Profile: Jemaah Islamiah
Indonesian
cleric Abu Bakar Ba'asyir, said to be the spiritual leader of the group, was
jailed in 2010
Jemaah Islamiah (JI), a South East Asian militant group with
links to al-Qaeda, has a long track record of bomb attacks in Indonesia and
elsewhere in the region.
The most
deadly were the near simultaneous blasts in two Bali nightclubs in Bali on 12
October 2002, which killed 202 people.
JI and
affiliated cells have also been implicated in attacks against Christian targets
in eastern Indonesia, a suicide bombing outside the Australian embassy in
Jakarta in September 2004, and a similar strike at the JW Marriott hotel, also
in Jakarta, in August 2003.
Since
the Bali bombings, scores of militants associated with the group have been
jailed or killed.
In
January 2012, the Philippines military said it had killed two key leaders of
the group in a raid in the south of the country.
Those
reportedly killed were Malaysian Zulkifli bin Hir, or Marwan, who in recent
years had become one of the most-wanted militants in the region, and Mohammad
Ali, alias Muawiyah.
'Holy war'
JI -
whose name means Islamic Group in Arabic - is said to have been formed by a
handful of exiled Indonesians based in Malaysia in the late 1980s.
It has
its roots in Darul Islam, a radical movement that called for the establishment
of Islamic law in Indonesia.
The
network grew to include cells across the region, including in Indonesia,
Malaysia, the Philippines, Singapore and Thailand.
Its goal
is the establishment of an Islamic state across South East Asia.
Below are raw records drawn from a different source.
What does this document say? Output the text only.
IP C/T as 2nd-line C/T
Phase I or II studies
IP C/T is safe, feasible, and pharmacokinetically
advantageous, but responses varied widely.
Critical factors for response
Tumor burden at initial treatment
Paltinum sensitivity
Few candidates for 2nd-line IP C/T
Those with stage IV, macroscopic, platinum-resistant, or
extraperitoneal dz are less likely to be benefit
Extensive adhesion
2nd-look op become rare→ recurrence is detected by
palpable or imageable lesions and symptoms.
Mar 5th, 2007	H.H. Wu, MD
In its
formative years JI advocated using largely peaceful means to pursue this goal,
but in the mid-1990s the group took on a more violent edge.
This
growing militancy was said to be nurtured in part through contacts between JI
figures, and senior al-Qaeda members in Afghanistan.
Under
the influence of al-Qaeda, JI embraced the idea that its goals could only be
secured through a "holy war".
But some
JI members became unhappy at the disproportionately large number of unintended
Muslim victims of the bombing campaign.
Indonesian
security analysts say the organisation later split into two broad factions -
bombers and proselytisers, with the latter attempting to steer the organisation
towards using preaching as its main weapon.
Adding
to these internal divisions was the sustained pressure applied to JI by
Indonesian security agencies, often in concert with foreign counterparts,
notably from the US, Australia and other South East Asian states.
Power vacuum
This
pressure has led to the killing or imprisonment several key JI leader and the
arrest of more than 200 suspected members across the region.
Abu
Bakar Ba'asyir, said to be one of founders of JI but who later reportedly
renounced violence, was sentenced to 15 years in jail in June 2011. The term
was later reduced to nine years.
Logistics
chief Riduan Isamuddin, also known as Hambali, was arrested in Thailand in 2003
and is now in US custody in Guantanamo.
Senior
bomb maker Fathur Rahman al-Ghozi was killed by police in the Philippines in
2003, and bomb-making expert Azahari bin Husin was shot dead by police in Java
in 2005.
In
September 2009, Indonesian officials confirmed the death of Malaysian JI member
Noordin Mohamed Top. Australian forensic experts had implicated him in both the
2003 Marriott and the 2004 Australian embassy attacks.
In
February and March 2009, several suspected militants were arrested in a series
of raids in the mountains of Aceh province, where officials said groups with
possible links to JI had training camps.
Those
arrests were followed by the killing by police of Dulmatin, the last of the
Bali bomb suspects to face justice or death, the following year.
Al-Qaeda links
The war
in Afghanistan in the 1980s allowed relationships to develop between JI members
and the future core of al-Qaeda, including Osama Bin Laden.
However
evidence suggests that although some JI personnel might be inspired by the
larger global mystique of figures such as Bin Laden, the South East Asian group
remains operationally and organisationally distinct.
JI also
has links with other violent South East Asian Islamist groups, mainly as a
result of their simultaneous presence at training camps in Afghanistan.
These
include the Moro Islamic Liberation Front (MILF), a secessionist movement
fighting for a Muslim homeland in the southern Philippines, as well as several
other Indonesian, Malaysian and Thai groups.